Mining Imbalanced Big Data with Julia
2019-07-24, 11:50–12:00, Elm B

Machine learning for data Mining applications in imbalanced big data classification is very challenging task. In this talk, we have proposed a new cluster-based under-sampling approach with ensemble learning for mining real-life imbalanced big data in Julia.


In this era of big data, classifying imbalanced real-life data in supervised learning is a challenging research issue. Standard data sampling methods: under-sampling, and over-sampling have several limitations for dealing with big data. Mostly, under-sampling approach removes data points from majority class instances and over-sampling approach engenders artificial minority class instances to make the data balanced. However, we may lose informative information/ instances using under-sampling approach, and under other conditions over-sampling approach causes overfitting problem.
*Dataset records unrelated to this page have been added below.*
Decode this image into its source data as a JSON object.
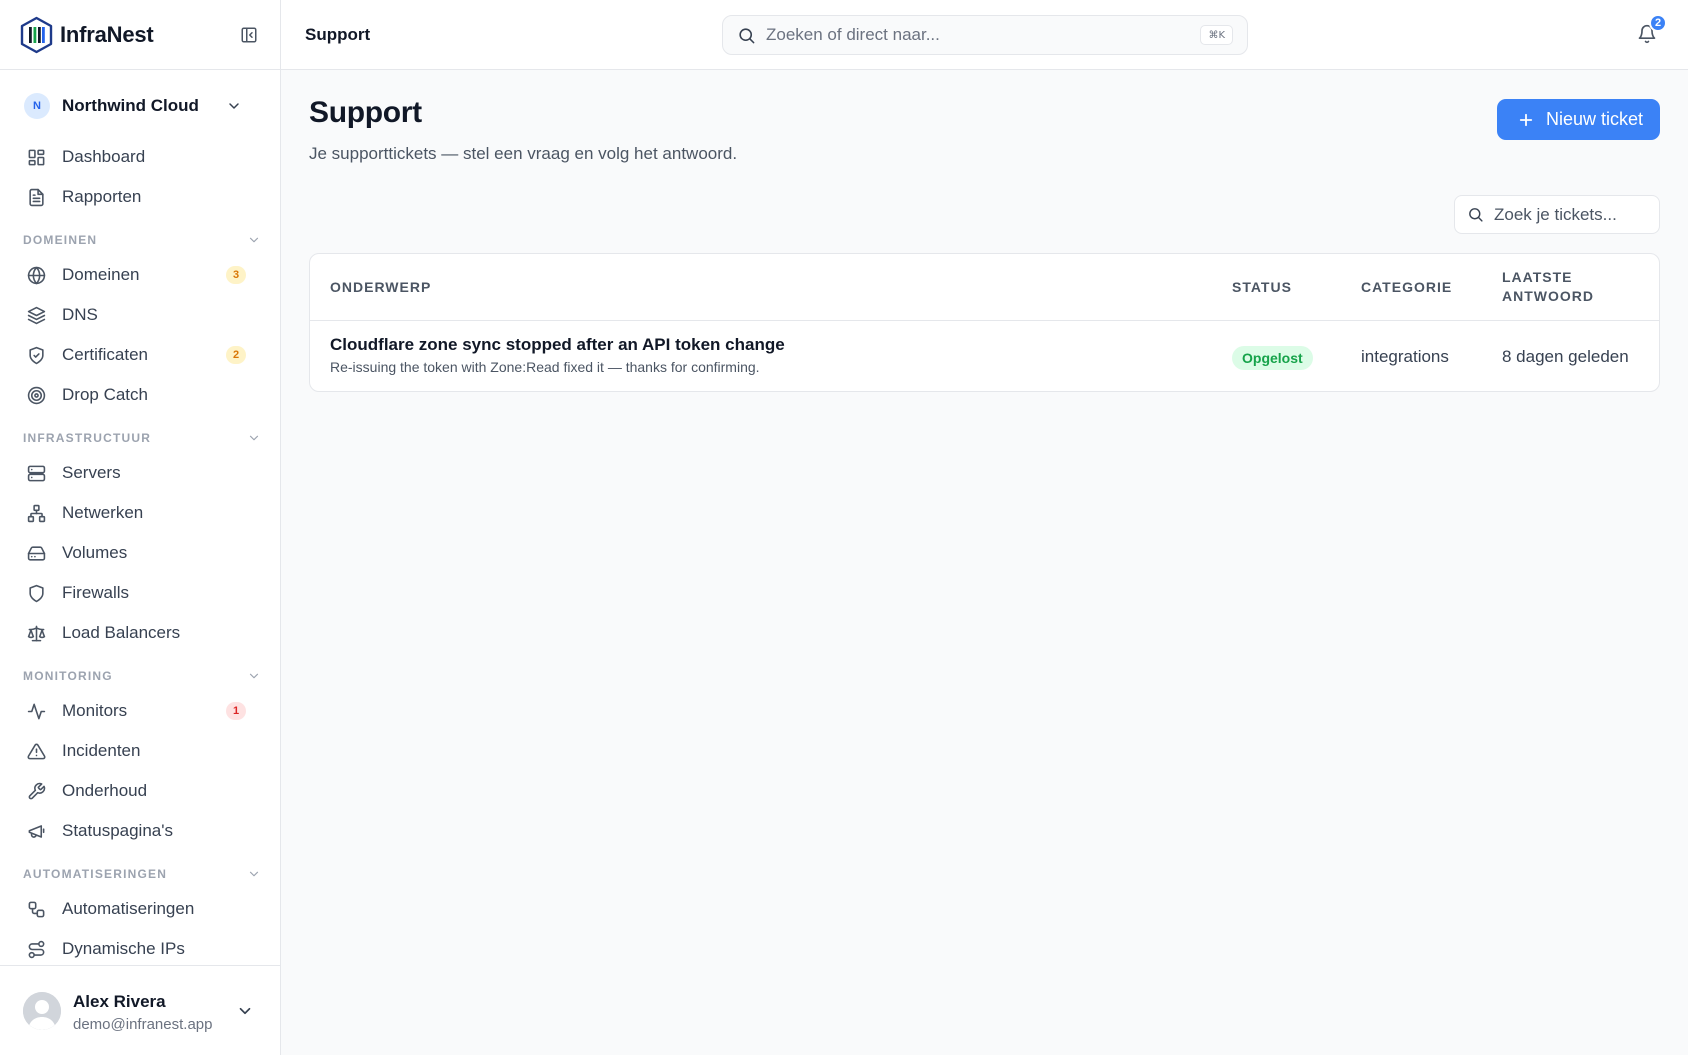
{
  "app": {
    "name": "InfraNest"
  },
  "org": {
    "initial": "N",
    "name": "Northwind Cloud"
  },
  "nav": {
    "top": [
      {
        "label": "Dashboard",
        "icon": "dashboard-icon"
      },
      {
        "label": "Rapporten",
        "icon": "report-icon"
      }
    ],
    "sections": [
      {
        "title": "DOMEINEN",
        "items": [
          {
            "label": "Domeinen",
            "icon": "globe-icon",
            "badge": "3"
          },
          {
            "label": "DNS",
            "icon": "layers-icon"
          },
          {
            "label": "Certificaten",
            "icon": "shield-check-icon",
            "badge": "2"
          },
          {
            "label": "Drop Catch",
            "icon": "target-icon"
          }
        ]
      },
      {
        "title": "INFRASTRUCTUUR",
        "items": [
          {
            "label": "Servers",
            "icon": "server-icon"
          },
          {
            "label": "Netwerken",
            "icon": "network-icon"
          },
          {
            "label": "Volumes",
            "icon": "hard-drive-icon"
          },
          {
            "label": "Firewalls",
            "icon": "shield-icon"
          },
          {
            "label": "Load Balancers",
            "icon": "scale-icon"
          }
        ]
      },
      {
        "title": "MONITORING",
        "items": [
          {
            "label": "Monitors",
            "icon": "activity-icon",
            "badge": "1"
          },
          {
            "label": "Incidenten",
            "icon": "alert-triangle-icon"
          },
          {
            "label": "Onderhoud",
            "icon": "wrench-icon"
          },
          {
            "label": "Statuspagina's",
            "icon": "megaphone-icon"
          }
        ]
      },
      {
        "title": "AUTOMATISERINGEN",
        "items": [
          {
            "label": "Automatiseringen",
            "icon": "workflow-icon"
          },
          {
            "label": "Dynamische IPs",
            "icon": "route-icon"
          }
        ]
      }
    ]
  },
  "user": {
    "name": "Alex Rivera",
    "email": "demo@infranest.app"
  },
  "topbar": {
    "breadcrumb": "Support",
    "search_placeholder": "Zoeken of direct naar...",
    "shortcut": "⌘K",
    "notifications": "2"
  },
  "page": {
    "title": "Support",
    "subtitle": "Je supporttickets — stel een vraag en volg het antwoord.",
    "new_button": "Nieuw ticket",
    "search_placeholder": "Zoek je tickets..."
  },
  "table": {
    "columns": {
      "subject": "ONDERWERP",
      "status": "STATUS",
      "category": "CATEGORIE",
      "last_reply_1": "LAATSTE",
      "last_reply_2": "ANTWOORD"
    },
    "rows": [
      {
        "subject": "Cloudflare zone sync stopped after an API token change",
        "excerpt": "Re-issuing the token with Zone:Read fixed it — thanks for confirming.",
        "status": "Opgelost",
        "category": "integrations",
        "last_reply": "8 dagen geleden"
      }
    ]
  },
  "colors": {
    "accent": "#3b82f6",
    "status_resolved_bg": "#dcfce7",
    "status_resolved_fg": "#16a34a",
    "badge_amber": "#d97706",
    "badge_red": "#dc2626"
  }
}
In this talk, we have presented a new cluster-based under-sampling approach by amalgamating ensemble learning (e.g. RandomForest classifier) for classification of imbalanced data that we implemented in Julia. We have collected actual illegal money transaction telecom fraud data, which is highly imbalanced with only 8,213 minority class instances amount 63,62,620 instances. The proposed method bifurcates the data into majority class and minority class instances. Then, clusters the majority class instances into several clusters and considers a set of instances from each cluster to create several sub-balanced datasets. Finally, a number of classifiers are generated using these balances datasets and apply majority voting technique for classifying unknown/ new instances. We have tested the proposed method on separate test dataset that achieved 97% accuracy.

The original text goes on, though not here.